ADR 0018: FSM transition guards for STPA safety constraints¶
- Status: Accepted
- Date: 2026-05-21
- Authors: rmednitzer
- Builds on: ADR 0004, ADR 0009
Context¶
The hand-rolled FSM in src/nous/state/machine.py admits every transition
listed in the explicit table. The STPA artefacts under docs/stpa/
specify several preconditions the FSM should enforce, but the v0.1 table
left those constraints to the controller. In particular, SC-2 (no
MISSION transition while thermal headroom is exhausted) and the UCAs for
state_transition were unenforceable in code.
A controller bug, a stale estimate, or a malicious peer could therefore
drive the simulator into MISSION on a hot device. That defeats the
purpose of recording the constraint in docs/stpa/05-safety-constraints.md.
Decision¶
StateMachine.transition takes an optional context: Mapping[str, Any]
and consults a per-transition guard. The guard returns (ok, reason);
on ok=False the FSM raises GuardDenied with structured attributes
and records the refusal in refusals() for audit. The guard set is
explicit in _GUARDS at the bottom of machine.py so the safety
preconditions live next to the transition table.
The engine surfaces a default safety context (thermal headroom, SoC
critical threshold) through Engine.request_transition, which merges
caller-supplied context with the engine-derived defaults. A controller
that calls the raw FSM keeps full control; the engine helper is for the
common case.
A guard that lacks the context it needs refuses the transition (fails closed). Missing context is unobservable; the FSM cannot assume the device is safe.
Consequences¶
Easier: SC-2 is enforced in code, not just in prose. A guard refusal is
an observable signal -- the controller sees (ok=False, reason=...)

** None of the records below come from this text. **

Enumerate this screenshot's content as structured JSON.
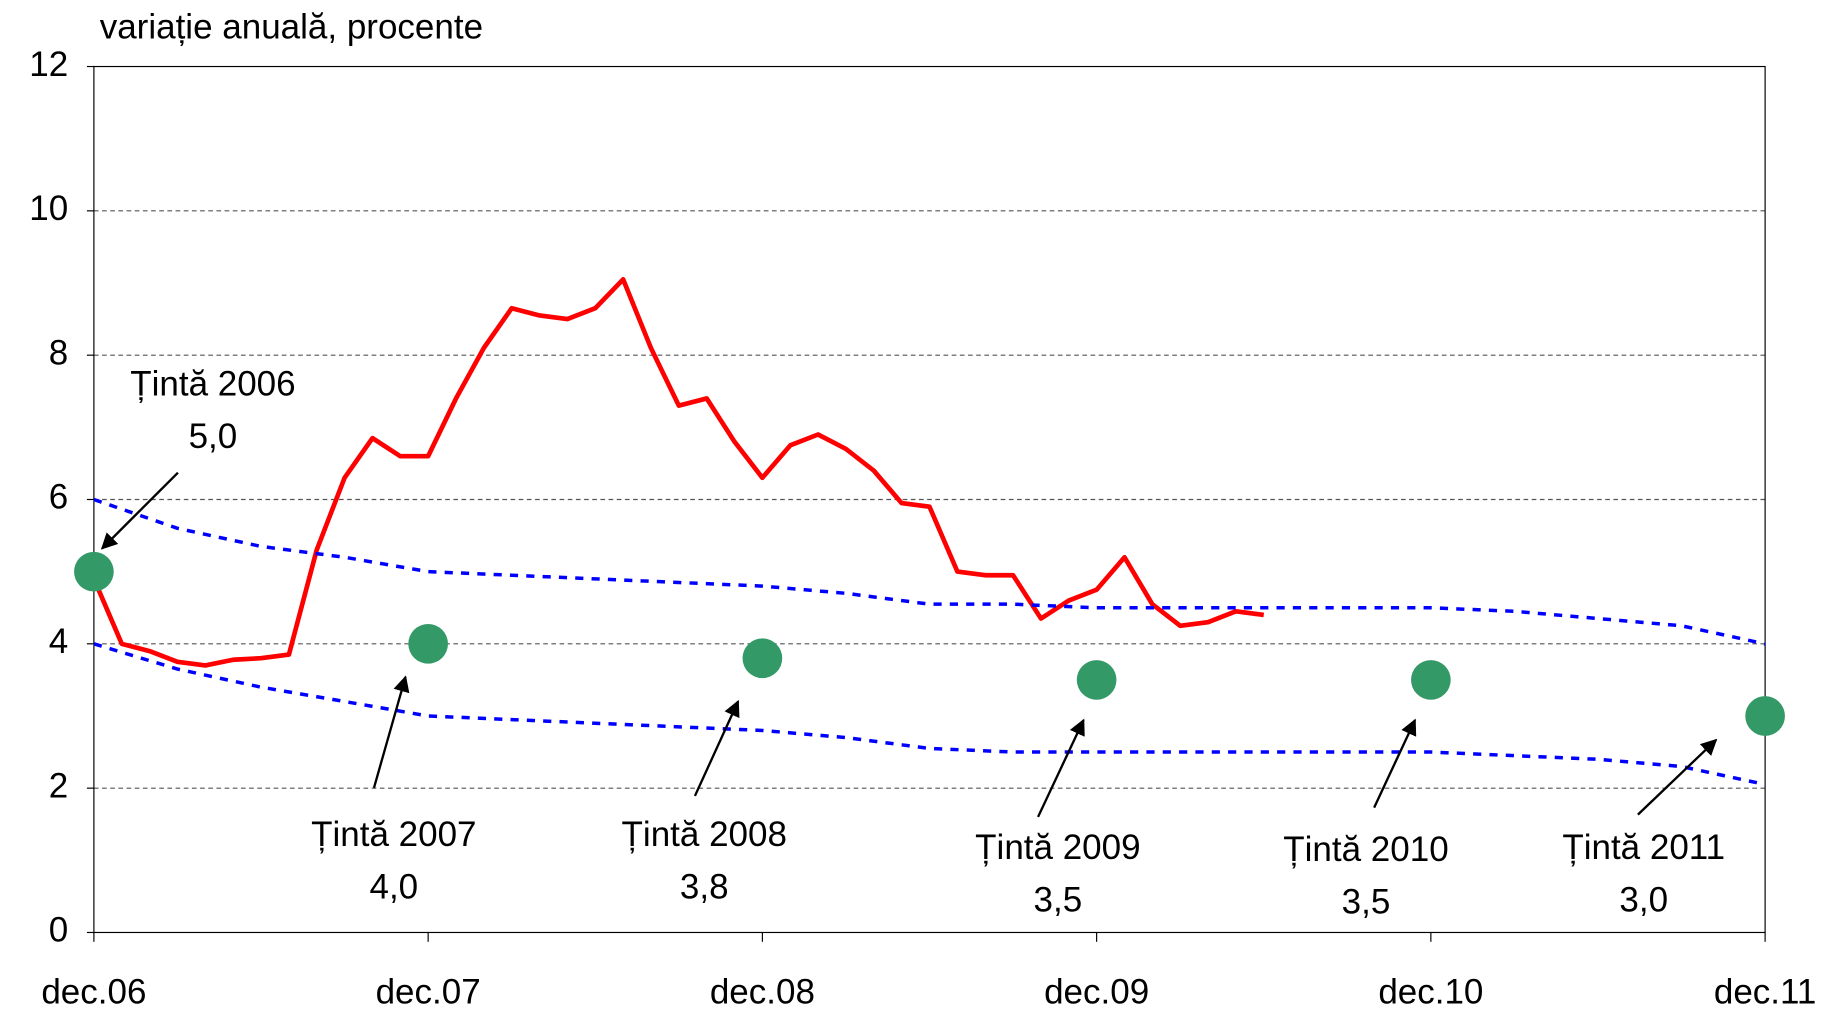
{
  "chart_data": {
    "type": "line",
    "ylabel": "variație anuală, procente",
    "xlim": [
      0,
      60
    ],
    "xticks": [
      {
        "value": 0,
        "label": "dec.06"
      },
      {
        "value": 12,
        "label": "dec.07"
      },
      {
        "value": 24,
        "label": "dec.08"
      },
      {
        "value": 36,
        "label": "dec.09"
      },
      {
        "value": 48,
        "label": "dec.10"
      },
      {
        "value": 60,
        "label": "dec.11"
      }
    ],
    "ylim": [
      0,
      12
    ],
    "yticks": [
      0,
      2,
      4,
      6,
      8,
      10,
      12
    ],
    "grid": true,
    "series": [
      {
        "color": "#ff0000",
        "style": "solid",
        "x": [
          0,
          1,
          2,
          3,
          4,
          5,
          6,
          7,
          8,
          9,
          10,
          11,
          12,
          13,
          14,
          15,
          16,
          17,
          18,
          19,
          20,
          21,
          22,
          23,
          24,
          25,
          26,
          27,
          28,
          29,
          30,
          31,
          32,
          33,
          34,
          35,
          36,
          37,
          38,
          39,
          40,
          41,
          42
        ],
        "values": [
          4.9,
          4.0,
          3.9,
          3.75,
          3.7,
          3.78,
          3.8,
          3.85,
          5.3,
          6.3,
          6.85,
          6.6,
          6.6,
          7.4,
          8.1,
          8.65,
          8.55,
          8.5,
          8.65,
          9.05,
          8.1,
          7.3,
          7.4,
          6.8,
          6.3,
          6.75,
          6.9,
          6.7,
          6.4,
          5.95,
          5.9,
          5.0,
          4.95,
          4.95,
          4.35,
          4.6,
          4.75,
          5.2,
          4.55,
          4.25,
          4.3,
          4.45,
          4.4
        ]
      },
      {
        "color": "#0000ff",
        "style": "dotted",
        "x": [
          0,
          3,
          6,
          9,
          12,
          15,
          18,
          21,
          24,
          27,
          30,
          33,
          36,
          39,
          42,
          45,
          48,
          51,
          54,
          57,
          60
        ],
        "values": [
          6.0,
          5.6,
          5.35,
          5.2,
          5.0,
          4.95,
          4.9,
          4.85,
          4.8,
          4.7,
          4.55,
          4.55,
          4.5,
          4.5,
          4.5,
          4.5,
          4.5,
          4.45,
          4.35,
          4.25,
          4.0
        ]
      },
      {
        "color": "#0000ff",
        "style": "dotted",
        "x": [
          0,
          3,
          6,
          9,
          12,
          15,
          18,
          21,
          24,
          27,
          30,
          33,
          36,
          39,
          42,
          45,
          48,
          51,
          54,
          57,
          60
        ],
        "values": [
          4.0,
          3.65,
          3.4,
          3.2,
          3.0,
          2.95,
          2.9,
          2.85,
          2.8,
          2.7,
          2.55,
          2.5,
          2.5,
          2.5,
          2.5,
          2.5,
          2.5,
          2.45,
          2.4,
          2.3,
          2.05
        ]
      },
      {
        "color": "#339966",
        "style": "marker",
        "x": [
          0,
          12,
          24,
          36,
          48,
          60
        ],
        "values": [
          5.0,
          4.0,
          3.8,
          3.5,
          3.5,
          3.0
        ],
        "value_labels": [
          "5,0",
          "4,0",
          "3,8",
          "3,5",
          "3,5",
          "3,0"
        ],
        "annotations": [
          "Țintă 2006",
          "Țintă 2007",
          "Țintă 2008",
          "Țintă 2009",
          "Țintă 2010",
          "Țintă 2011"
        ]
      }
    ]
  }
}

and the audit trail records the refused transition. The same guard
pattern extends to the cool and recover triggers, both of which had
their own UCAs.
Harder: a controller that does not surface a safety context cannot
transition to MISSION at all. The default-deny stance is intentional
-- a missing context is treated the same as an unsafe one -- but a
sleeping controller is a brick-walled simulator. The integration test
in tests/integration/test_concurrent_anomalies.py documents the
contract a controller must meet.
Alternatives rejected:
- A separate "policy" layer on top of the FSM. Splits the constraint across two files and lets the FSM ship with a bypass.

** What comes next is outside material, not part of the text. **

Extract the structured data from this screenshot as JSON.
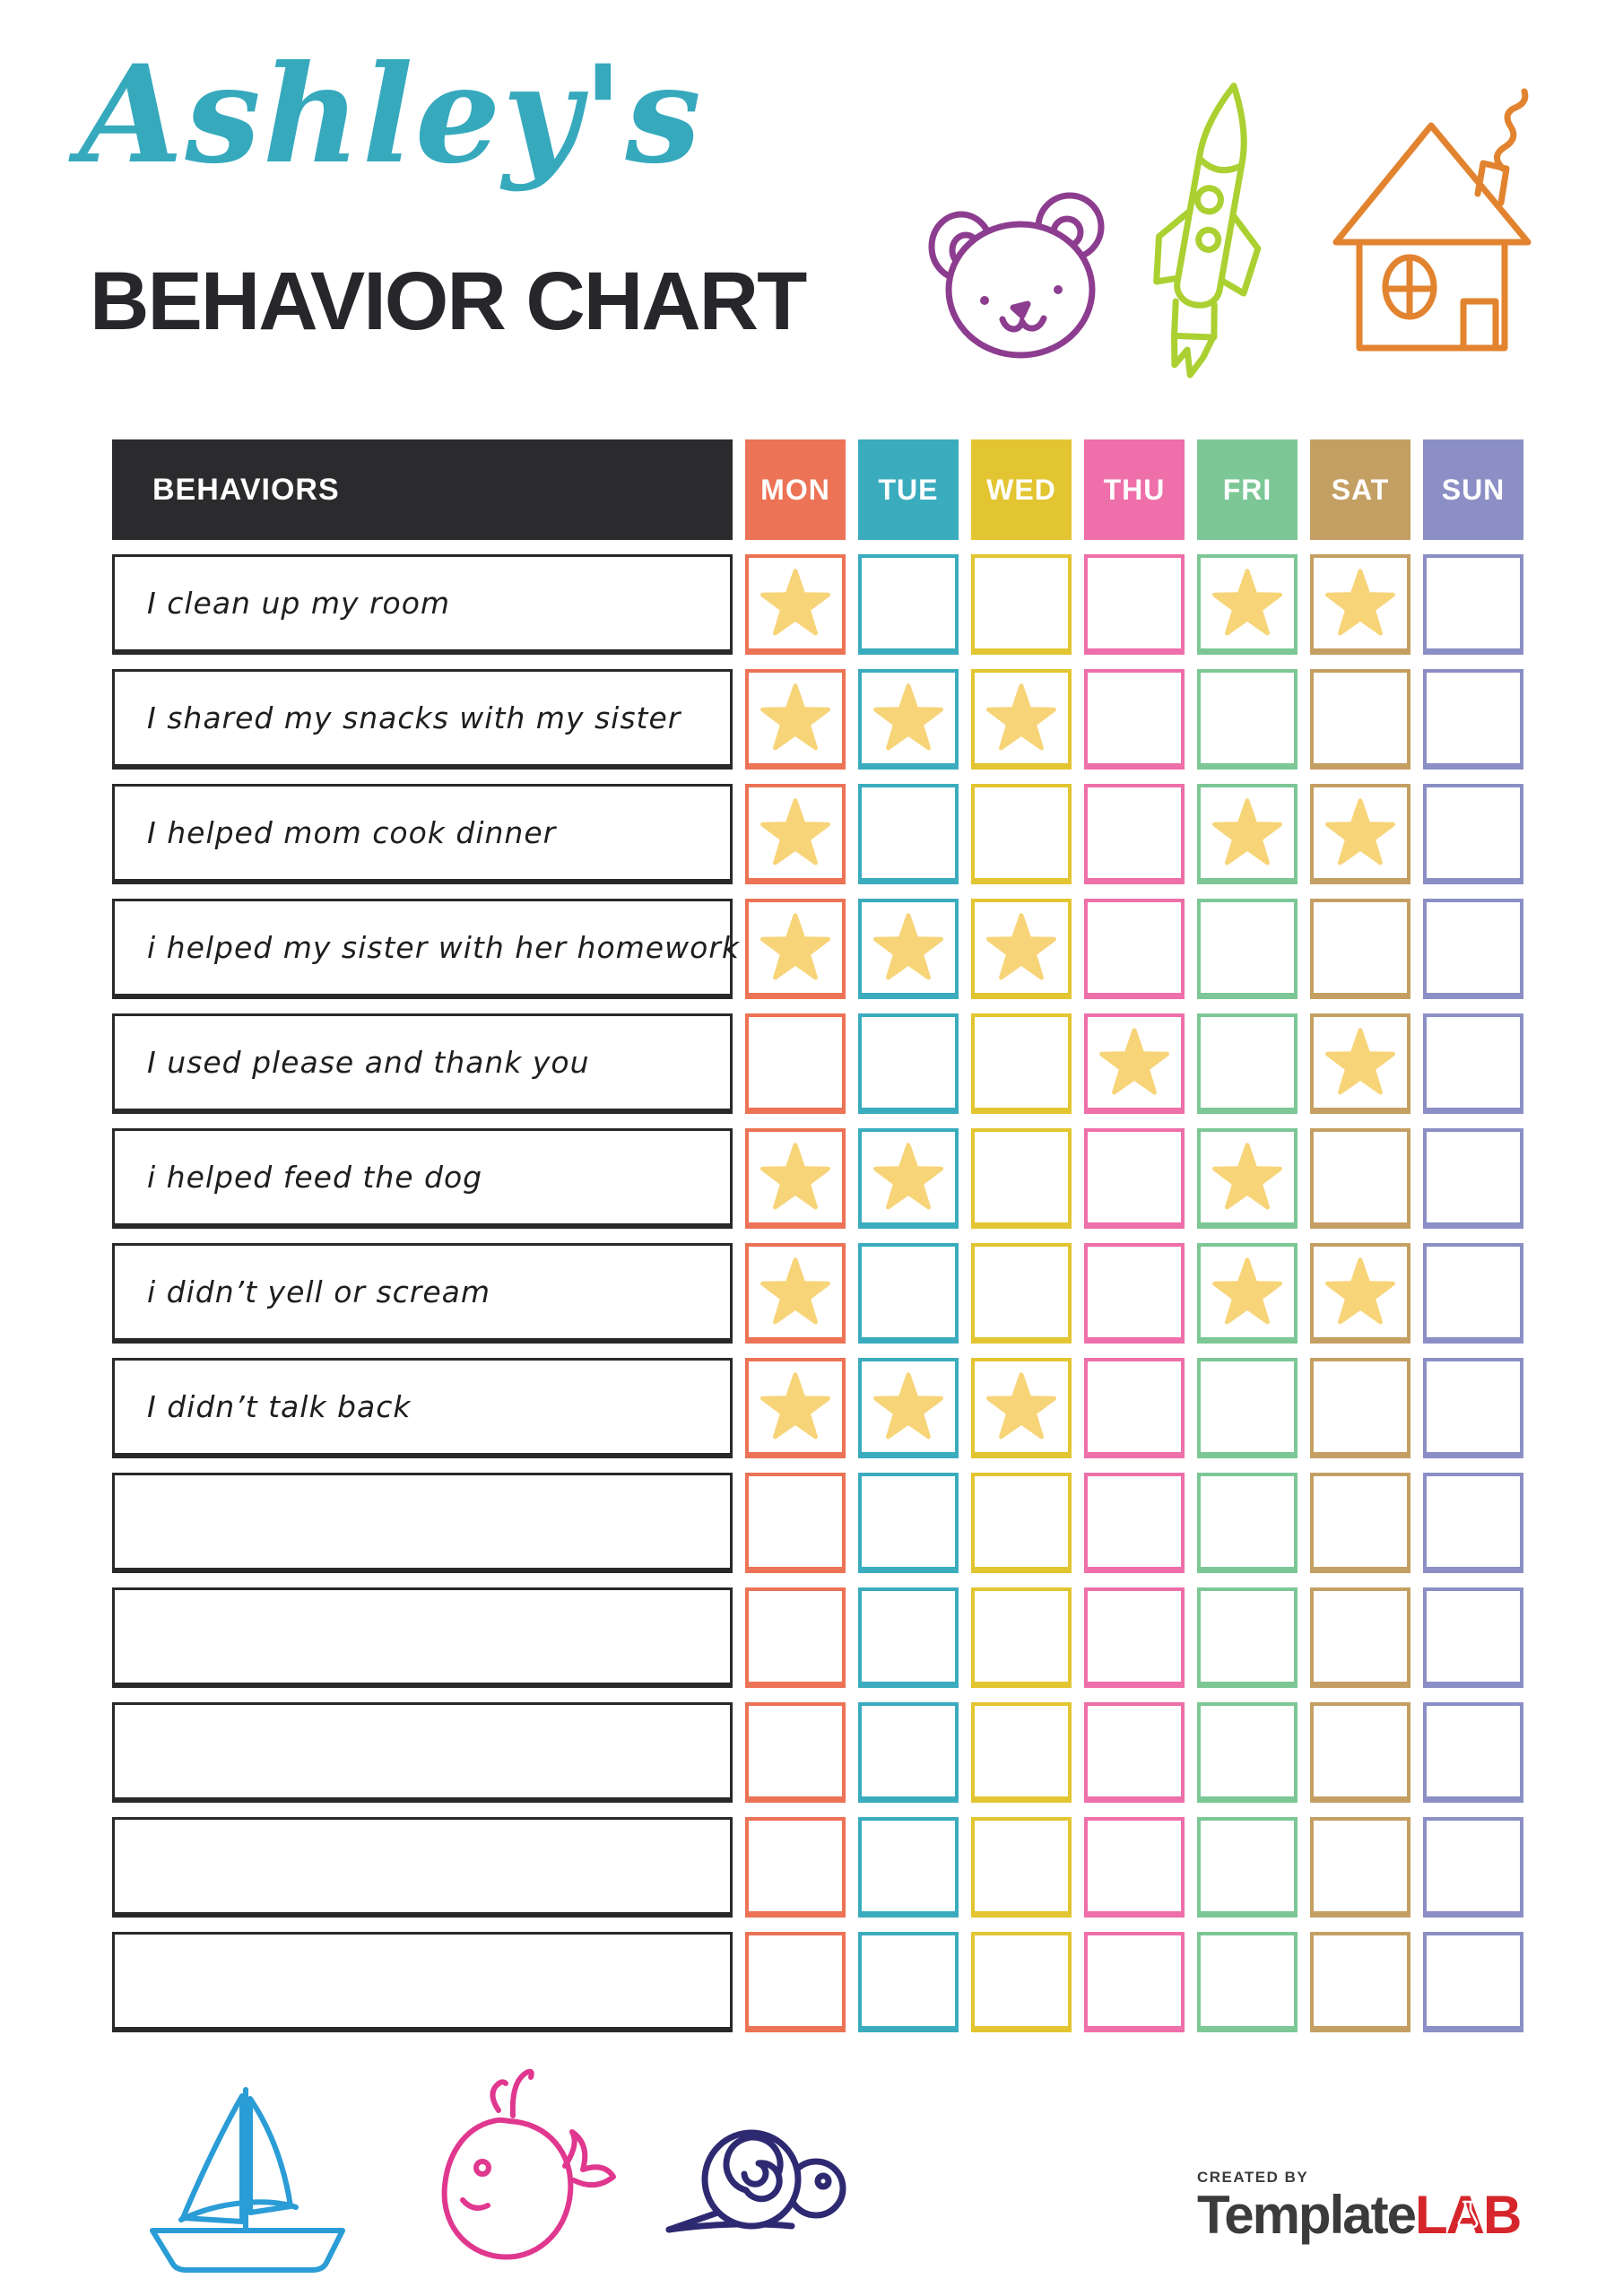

- Guards as decorators on the transition table. Harder to mypy; harder to enumerate the guarded transitions in one screen.
Revisit triggers¶
- A new UCA needs a context that does not fit
Mapping[str, Any]. - The guard set exceeds ~15 entries and the per-transition lookup is no longer the cheapest abstraction.
- An external safety analyser (Polyspace, Astrée) needs to round-trip the guard predicates as constraints.